8. **Confirm the result was reported.** The outcome posts back to the trigger location and the
dashboard row updates to the new run with `success`.
---
## 3. Pass criteria (all must hold; Adversary verifies independently)
- [ ] **E1.** Self-check §1 passed (`ci.commoninternet.net` = 200, valid cert, on the rebuilt VM).
- [ ] **E2.** Posting `!testme` produced a **new** Drone build (run # > baseline) via the bridge —
not a manual Drone trigger.
- [ ] **E3.** The deployed app answered an **external** request on its real
`<app>.ci.commoninternet.net` URL (through the gateway) with the expected response + valid cert
— captured with headers/body evidence.
- [ ] **E4.** The Drone build's **real test assertions** ran and the build finished **success**
(no skipped/softened tests).
- [ ] **E5.** The app **undeployed** cleanly afterward (no residual stack).
- [ ] **E6.** Result reported back + dashboard updated to the new successful run.
Evidence (run #, the external `curl` headers/body, dashboard before/after, undeploy proof) is logged
in `JOURNAL-1c.md`, and the verdict in `REVIEW-1c.md` / `STATUS-1c.md` as **E2E-TESTME — PASS**.
## 4. If it fails
Treat as a clean-room finding, not a config patch: a failure here means the from-git rebuild is
missing something the running server had out-of-band (a secret, a manual step, drift).
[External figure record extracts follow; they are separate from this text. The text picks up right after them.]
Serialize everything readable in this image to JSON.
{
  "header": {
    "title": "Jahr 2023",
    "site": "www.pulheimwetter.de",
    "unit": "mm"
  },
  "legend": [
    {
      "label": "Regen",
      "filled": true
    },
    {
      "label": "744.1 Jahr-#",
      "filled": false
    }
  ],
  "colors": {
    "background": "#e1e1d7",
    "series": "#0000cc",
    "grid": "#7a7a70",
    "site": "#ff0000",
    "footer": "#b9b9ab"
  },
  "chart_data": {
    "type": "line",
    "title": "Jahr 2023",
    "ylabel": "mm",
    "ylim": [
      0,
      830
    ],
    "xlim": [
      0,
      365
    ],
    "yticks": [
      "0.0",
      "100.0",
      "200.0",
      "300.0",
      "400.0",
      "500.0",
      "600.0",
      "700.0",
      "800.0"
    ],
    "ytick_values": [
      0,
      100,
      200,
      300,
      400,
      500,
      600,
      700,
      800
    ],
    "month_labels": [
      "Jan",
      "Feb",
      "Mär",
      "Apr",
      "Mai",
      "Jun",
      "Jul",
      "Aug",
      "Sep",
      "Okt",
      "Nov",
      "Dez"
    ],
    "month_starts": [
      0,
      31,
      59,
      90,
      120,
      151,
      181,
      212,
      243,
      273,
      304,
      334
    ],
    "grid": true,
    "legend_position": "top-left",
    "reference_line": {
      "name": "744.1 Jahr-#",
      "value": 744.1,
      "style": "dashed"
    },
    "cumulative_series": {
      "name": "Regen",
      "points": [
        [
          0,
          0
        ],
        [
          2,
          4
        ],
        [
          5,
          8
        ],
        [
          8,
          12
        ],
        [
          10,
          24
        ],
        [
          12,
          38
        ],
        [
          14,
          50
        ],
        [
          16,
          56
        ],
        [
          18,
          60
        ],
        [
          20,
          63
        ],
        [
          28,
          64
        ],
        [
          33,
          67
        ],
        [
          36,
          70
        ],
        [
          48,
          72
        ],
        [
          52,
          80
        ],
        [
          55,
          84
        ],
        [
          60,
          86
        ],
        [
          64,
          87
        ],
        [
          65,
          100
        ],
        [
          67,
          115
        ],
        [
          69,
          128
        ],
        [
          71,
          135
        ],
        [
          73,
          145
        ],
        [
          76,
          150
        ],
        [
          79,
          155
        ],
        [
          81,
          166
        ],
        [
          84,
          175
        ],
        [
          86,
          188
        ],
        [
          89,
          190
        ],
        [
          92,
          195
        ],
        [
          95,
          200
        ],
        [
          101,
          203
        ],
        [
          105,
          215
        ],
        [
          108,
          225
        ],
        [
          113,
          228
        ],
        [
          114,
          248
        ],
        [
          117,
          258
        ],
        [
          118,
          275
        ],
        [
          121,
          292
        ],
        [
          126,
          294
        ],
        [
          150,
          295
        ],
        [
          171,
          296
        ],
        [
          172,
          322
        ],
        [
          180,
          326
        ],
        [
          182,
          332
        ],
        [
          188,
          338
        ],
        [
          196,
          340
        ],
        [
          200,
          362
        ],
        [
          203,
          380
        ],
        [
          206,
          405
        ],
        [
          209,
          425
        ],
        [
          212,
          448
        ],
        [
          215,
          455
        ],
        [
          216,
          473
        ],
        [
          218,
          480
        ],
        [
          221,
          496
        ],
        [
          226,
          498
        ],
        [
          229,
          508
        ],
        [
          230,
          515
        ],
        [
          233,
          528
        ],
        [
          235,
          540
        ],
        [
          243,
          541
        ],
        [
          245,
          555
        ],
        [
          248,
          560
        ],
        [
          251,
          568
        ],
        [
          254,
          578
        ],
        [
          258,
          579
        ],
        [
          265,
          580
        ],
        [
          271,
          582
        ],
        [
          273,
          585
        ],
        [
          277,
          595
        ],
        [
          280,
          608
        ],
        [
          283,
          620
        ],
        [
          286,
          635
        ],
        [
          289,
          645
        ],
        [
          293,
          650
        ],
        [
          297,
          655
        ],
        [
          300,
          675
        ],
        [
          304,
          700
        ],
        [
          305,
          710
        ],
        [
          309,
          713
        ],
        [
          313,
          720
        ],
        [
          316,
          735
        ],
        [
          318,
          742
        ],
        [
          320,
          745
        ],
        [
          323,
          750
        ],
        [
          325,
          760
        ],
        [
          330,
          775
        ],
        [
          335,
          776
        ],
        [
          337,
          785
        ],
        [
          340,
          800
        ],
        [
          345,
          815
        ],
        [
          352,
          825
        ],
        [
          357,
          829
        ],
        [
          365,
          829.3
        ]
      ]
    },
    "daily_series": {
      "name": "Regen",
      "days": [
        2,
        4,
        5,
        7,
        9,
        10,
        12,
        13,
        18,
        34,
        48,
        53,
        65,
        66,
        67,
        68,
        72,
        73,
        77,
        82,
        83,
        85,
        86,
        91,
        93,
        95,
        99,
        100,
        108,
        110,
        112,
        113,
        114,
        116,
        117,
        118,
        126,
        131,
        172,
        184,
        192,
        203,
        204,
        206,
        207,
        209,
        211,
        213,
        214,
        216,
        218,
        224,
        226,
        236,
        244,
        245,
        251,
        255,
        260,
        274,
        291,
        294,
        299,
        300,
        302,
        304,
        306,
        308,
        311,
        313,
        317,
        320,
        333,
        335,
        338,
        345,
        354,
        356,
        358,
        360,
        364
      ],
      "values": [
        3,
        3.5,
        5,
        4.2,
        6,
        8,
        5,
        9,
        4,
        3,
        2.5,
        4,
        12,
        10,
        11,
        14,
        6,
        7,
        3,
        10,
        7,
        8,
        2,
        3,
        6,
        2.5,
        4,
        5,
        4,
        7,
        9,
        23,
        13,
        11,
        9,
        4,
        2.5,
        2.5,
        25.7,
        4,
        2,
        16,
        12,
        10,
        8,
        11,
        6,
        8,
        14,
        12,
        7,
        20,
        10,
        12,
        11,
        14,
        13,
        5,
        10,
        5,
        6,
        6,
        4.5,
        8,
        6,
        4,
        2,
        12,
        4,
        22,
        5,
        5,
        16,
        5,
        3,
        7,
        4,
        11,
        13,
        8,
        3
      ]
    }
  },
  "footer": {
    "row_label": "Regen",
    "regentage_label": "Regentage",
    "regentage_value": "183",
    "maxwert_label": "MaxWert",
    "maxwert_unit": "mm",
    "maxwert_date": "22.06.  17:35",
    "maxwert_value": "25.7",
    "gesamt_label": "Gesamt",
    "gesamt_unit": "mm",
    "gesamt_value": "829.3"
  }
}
Capture the
failing stage + logs in `JOURNAL-1c.md`, raise it as a blocker, and fix it in the **git source**
(base or `cc-ci-secrets`) so the next rebuild includes it — do **not** hand-fix the live VM. Re-run
this test after the fix.
## 5. Bound
One recipe, one green run. This is a functional smoke test of the rebuilt VM, not a full recipe-test
campaign (that's Phase 2). Don't expand scope here.